The spokesman said it was too early to talk about job cuts, but systemic changes would be needed to turn around the business's performance. The spokesman said the company was still investigating the reason why the costs were concealed. He said: "There doesn't appear to be any personal gain here. It's not like money was pocketed.
"The profitability of the business was artificially inflated. The motivation for this is not 100 per cent clear. The next stage may well reveal this.
"Whether it was designed to help the person keep their job or something that started small and snowballed, we don't know. It was being done in a pretty effective way. It not only got through internal controls and audits, but through external audits as well."
The firm believes is was unlikely to have been an attempt to boost Greencore's share price as StrathLomond was a relatively small part of its business.
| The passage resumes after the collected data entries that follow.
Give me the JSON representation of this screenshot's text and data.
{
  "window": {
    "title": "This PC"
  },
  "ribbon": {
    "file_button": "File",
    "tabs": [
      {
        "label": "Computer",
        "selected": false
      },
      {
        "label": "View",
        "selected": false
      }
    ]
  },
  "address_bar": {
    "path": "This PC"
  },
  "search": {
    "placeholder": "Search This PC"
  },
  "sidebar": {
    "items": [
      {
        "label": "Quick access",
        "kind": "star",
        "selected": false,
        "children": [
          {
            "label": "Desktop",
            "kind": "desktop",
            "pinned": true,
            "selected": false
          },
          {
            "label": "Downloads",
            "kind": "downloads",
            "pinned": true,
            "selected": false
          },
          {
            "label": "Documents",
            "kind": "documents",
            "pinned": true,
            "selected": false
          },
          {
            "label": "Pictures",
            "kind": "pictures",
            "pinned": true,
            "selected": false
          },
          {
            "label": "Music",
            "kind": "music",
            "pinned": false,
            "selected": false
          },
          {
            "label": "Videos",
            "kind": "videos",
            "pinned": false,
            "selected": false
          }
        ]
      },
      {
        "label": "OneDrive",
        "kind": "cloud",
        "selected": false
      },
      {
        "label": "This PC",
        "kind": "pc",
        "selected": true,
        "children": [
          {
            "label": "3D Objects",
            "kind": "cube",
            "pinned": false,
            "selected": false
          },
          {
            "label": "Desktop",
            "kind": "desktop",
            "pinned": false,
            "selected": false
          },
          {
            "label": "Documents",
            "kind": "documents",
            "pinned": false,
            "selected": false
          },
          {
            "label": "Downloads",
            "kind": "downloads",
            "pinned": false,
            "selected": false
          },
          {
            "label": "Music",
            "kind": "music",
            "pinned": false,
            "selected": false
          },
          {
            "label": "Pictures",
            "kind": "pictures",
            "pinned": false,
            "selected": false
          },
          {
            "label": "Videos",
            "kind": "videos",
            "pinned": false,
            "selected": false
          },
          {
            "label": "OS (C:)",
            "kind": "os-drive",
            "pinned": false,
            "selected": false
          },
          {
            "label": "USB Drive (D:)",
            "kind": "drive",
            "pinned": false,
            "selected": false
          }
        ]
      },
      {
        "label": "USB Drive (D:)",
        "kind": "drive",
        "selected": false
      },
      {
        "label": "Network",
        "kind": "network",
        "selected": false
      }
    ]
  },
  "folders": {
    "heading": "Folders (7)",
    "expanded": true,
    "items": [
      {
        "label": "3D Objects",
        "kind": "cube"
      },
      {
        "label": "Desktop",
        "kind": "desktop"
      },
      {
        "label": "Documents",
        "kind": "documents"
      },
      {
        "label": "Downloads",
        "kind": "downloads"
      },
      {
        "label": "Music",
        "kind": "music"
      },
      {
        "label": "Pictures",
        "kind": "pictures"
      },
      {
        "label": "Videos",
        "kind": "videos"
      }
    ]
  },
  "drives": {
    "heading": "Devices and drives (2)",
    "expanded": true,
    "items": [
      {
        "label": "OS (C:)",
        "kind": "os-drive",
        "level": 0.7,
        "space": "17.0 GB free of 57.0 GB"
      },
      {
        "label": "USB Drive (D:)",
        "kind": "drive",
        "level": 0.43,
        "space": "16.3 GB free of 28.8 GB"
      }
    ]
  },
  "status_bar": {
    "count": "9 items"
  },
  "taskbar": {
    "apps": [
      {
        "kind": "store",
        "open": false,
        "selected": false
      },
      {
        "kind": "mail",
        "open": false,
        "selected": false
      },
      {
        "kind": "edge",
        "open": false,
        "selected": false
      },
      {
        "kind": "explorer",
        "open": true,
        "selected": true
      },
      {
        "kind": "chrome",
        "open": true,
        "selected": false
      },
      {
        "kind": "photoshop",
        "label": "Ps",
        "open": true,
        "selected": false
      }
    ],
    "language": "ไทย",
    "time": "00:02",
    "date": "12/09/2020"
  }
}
In a statement, the company said it would have to take millions of pounds off past and future profit statements.
It said: "The financial implications of these issues will lead to a re-statement, reducing the group's operating profit by £3.16 million for 2006 and by £6.3 million for 2007. In addition, the estimated impact of this issue in 2008 will be a reduction in operating profit of £7.11 million."
The company's share price was hit hard yesterday following the news, dropping at one point by 19 per cent to its lowest level since December 1993.
Analyst Paul Meade said Greencore's overall financial position was strong, but that it was a setback for management and it would take time to regain confidence in the company.
Irish firm with the bottle to weather cash stormALTHOUGH based in Dublin, Greencore bottles more mineral water in the UK under customers' brands than any other company, producing 200 million bottles a year.
Established in 1991 by the Irish government to take over the nationalised Irish Sugar company, it shut its last sugar factory, at Carlow, in 2006. It now makes most of its money from selling a variety of convenience foods to the major supermarkets, including soup to Asda and organic sauces to Sainsbury's.
It also owns the Weight Watchers brand.
The company has manufacturing sites in Ireland, the UK, the Netherlands and Belgium, and employs more than 9,000 people in total.
Greencore took on the troubled StrathLomond brand in 2001, when it bought Hazlewood Foods Plc.
The company has reportedly been struggling to pass on increased costs as surging commodity prices have driven expenses up, and it has stated that its profit margins will be hurt by the pound's drop against the euro.
It said in May that first-half UK profits were down 10 per cent, when adjusted for the effect of currency translation.
However, experts believe the company is strong enough to weather yesterday's news without suffering too heavily.